“Pak Saat mesti banyak keliling keliling kampung, kondisi yang seperti Pak Saat ceritakan itu lazim di beberapa tempat di Jakarta.”
DEMIKIAN kata Pak Kyai DR Nur Alam Bakhtir yang rekam jejak melayani masyarakat marginal sangat panjang meski sebenarnya jejaknya panjang terentang mulai dari musholla kampung hingga istana merdeka.
Kalimat itu diucapkan tatkala bulan-bulan awal di kantor BAZNAS (BAZIS) dan kami mendapatkan cobaan kebakaran di sekitar jalur KA di kampung Tanah Tinggi, Kecamatan Johar Baru.
Kami kemudian berdiskusi tentang bagaimana membangun kampung-kampung yang terkategorikan kumuh.
Sayangnya setelah kami koordinasikan dengan pemerintahan kota ternyata daerah tersebut legalitas tanahnya tidak clear and clean sehingga akan menjadi risiko mendapatkan teguran atau tuntutan hukum (sue) bagi BAZNAS (BAZIS) jika membangunnya atau membantu membangun fisiknya.
Kondisi demikian lah yang sering menghambat
Dua minggu setelahnya kami di ajak Kyai Nur Alam untuk turun dan melakukan penelaahan di kampung Kerang Jakut yang waktu itu belum selesai revitalisasi, sehingga jalan inspeksi dan sekaligus tanggulnya masih dalam tahap pengerjaan.
Di kampung itu secara kebetulan pada periode tersebut sedang ada satu rumah yang mendapatkan bantuan bedah rumah dari BAZNAS (BAZIS) yang merupakan program rutin.
Setiap tahunnya kami membangun ulang rumah para mustahik yang benar-benar tidak mampu sehingga rumahnya hampir ambruk sebanyak hampir 400 rumah (untuk ini kapan kapan akan saya tuliskan) .
Hasil assessment itu seminggu kemudian kami presentasi kan ke pleno BAZNAS (BAZIS).
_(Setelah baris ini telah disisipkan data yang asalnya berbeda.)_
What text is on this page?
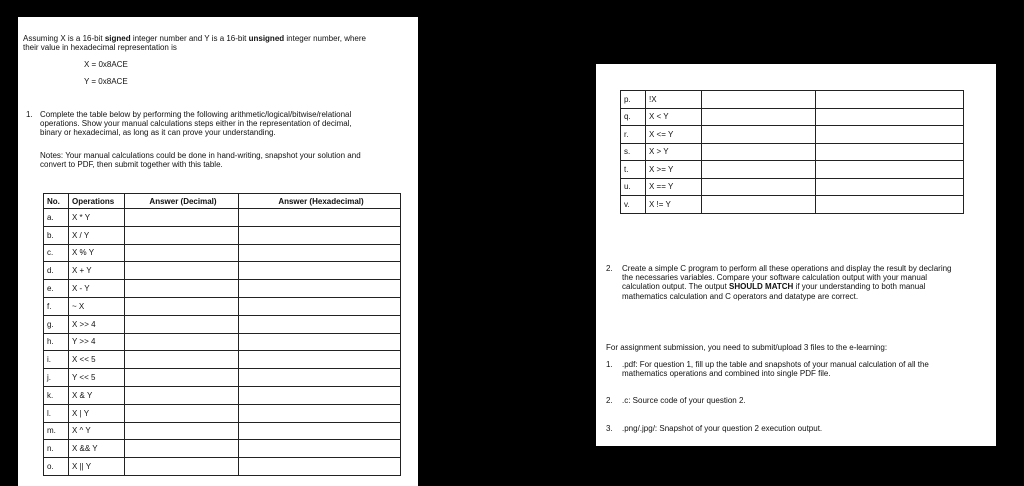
Assuming X is a 16-bit signed integer number and Y is a 16-bit unsigned integer number, where
their value in hexadecimal representation is
X = 0x8ACE
Y = 0x8ACE
1. Complete the table below by performing the following arithmetic/logical/bitwise/relational
operations. Show your manual calculations steps either in the representation of decimal,
binary or hexadecimal, as long as it can prove your understanding.
Notes: Your manual calculations could be done in hand-writing, snapshot your solution and
convert to PDF, then submit together with this table.
No.	Operations	Answer (Decimal)	Answer (Hexadecimal)
a.	X * Y		
b.	X / Y		
c.	X % Y		
d.	X + Y		
e.	X - Y		
f.	~ X		
g.	X >> 4		
h.	Y >> 4		
i.	X << 5		
j.	Y << 5		
k.	X & Y		
l.	X | Y		
m.	X ^ Y		
n.	X && Y		
o.	X || Y		
p.	!X		
q.	X < Y		
r.	X <= Y		
s.	X > Y		
t.	X >= Y		
u.	X == Y		
v.	X != Y		
2. Create a simple C program to perform all these operations and display the result by declaring
the necessaries variables. Compare your software calculation output with your manual
calculation output. The output SHOULD MATCH if your understanding to both manual
mathematics calculation and C operators and datatype are correct.
For assignment submission, you need to submit/upload 3 files to the e-learning:
1. .pdf: For question 1, fill up the table and snapshots of your manual calculation of all the
mathematics operations and combined into single PDF file.
2. .c: Source code of your question 2.
3. .png/.jpg/: Snapshot of your question 2 execution output.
Hasilnya, beberapa rumah memang layak untuk di bangun ulang karena penghuninya yang memenuhi syarat sebagai penerima zakat dan juga karena bangunannya yang memprihatinkan.
Akan tetapi letak rumahnya berselang-seling dengan yang mampu yang secara fikih tidak berhak menerima dana dari zakat.
Kondisi demikian menjadikan sulit untuk membuat keputusan bersama untuk menjadikan dalam satu tema sebagaimana yang di harapkan untuk program bebenah kawasan.
Program di Cilincing itu akhirnya belum bisa di jalankan.
Sebenarnyalah program bebenah kawasan ini kemudian kami masukkan dalam rencana jangka panjang BAZNAS (BAZIS) untuk mengurangi kemiskinan di Jakarta yang dilakukan dengan pendekatan pembangunan komunitas dan kolaborasi antar warga dan mengundang sebanyak mungkin kolaborator untuk ikut membersamai.
Konsep yang kami siapkan untuk pengembangan kawasan ini adalah mengikuti arahan gubernur yang ingin agar kota Jakarta menjadi kota yang hidup (city regeneration).
Maka kami membangun kawasan dengan konsep menghidupkan kampung, sebagaimana dikatakan secara singkat oleh beliau “Hilangkan kumuhnya, hidupkan kampungnya“
Hilangkan atau kurangi vulnerability baik fisik maupun non fisik, lalu angkat dan hidupkan potensinya. Begitulah konsep Kampung Regeneration.
Ternyata membangun, menghidupkan kampung seperti itu tidaklah mudah pada masyarakat yang tidak ada dorongan kuat untuk merubahnya.
Hal ini karena pada dasarnya mereka cenderung mapan dan tidak mau berubah. Atau karena tidak adanya organisasi sosial yang cukup kuat maka keputusan bersama sulit terjadi.
Kamis, 2 Januari 2020, hujan tidak juga reda sejak senja menutupi matahari di akhir tahun, Bendung Katulampa meluap-luap, data BMKG, curah hujan pada 31 Desember 2019 sampai 1 Januari 2020 masuk kategori ekstrem, yakni lebih dari 150 mm per hari.
Beberapa tempat di Jakarta tergenang dan kami menyalurkan bantuan dan sambil belajar melakukan rescue, maklum saja karena pasukan tanggap bencana belum genap sebulan kita dirikan, seragamnya pun masih bau pasar Tanah Abang.
Pantaslah jika kami agak kedodoran. Group WA BAZNAS (BAZIS) TANGGAP BENCANA (BTB) berdering dering , 8 rumah di Balekambang Kramat Jati Jakarta Timur rusak diterjang banjir karena luapan kali Ciliwung. Kami segera meluncurkan team untuk melakukan asesmen.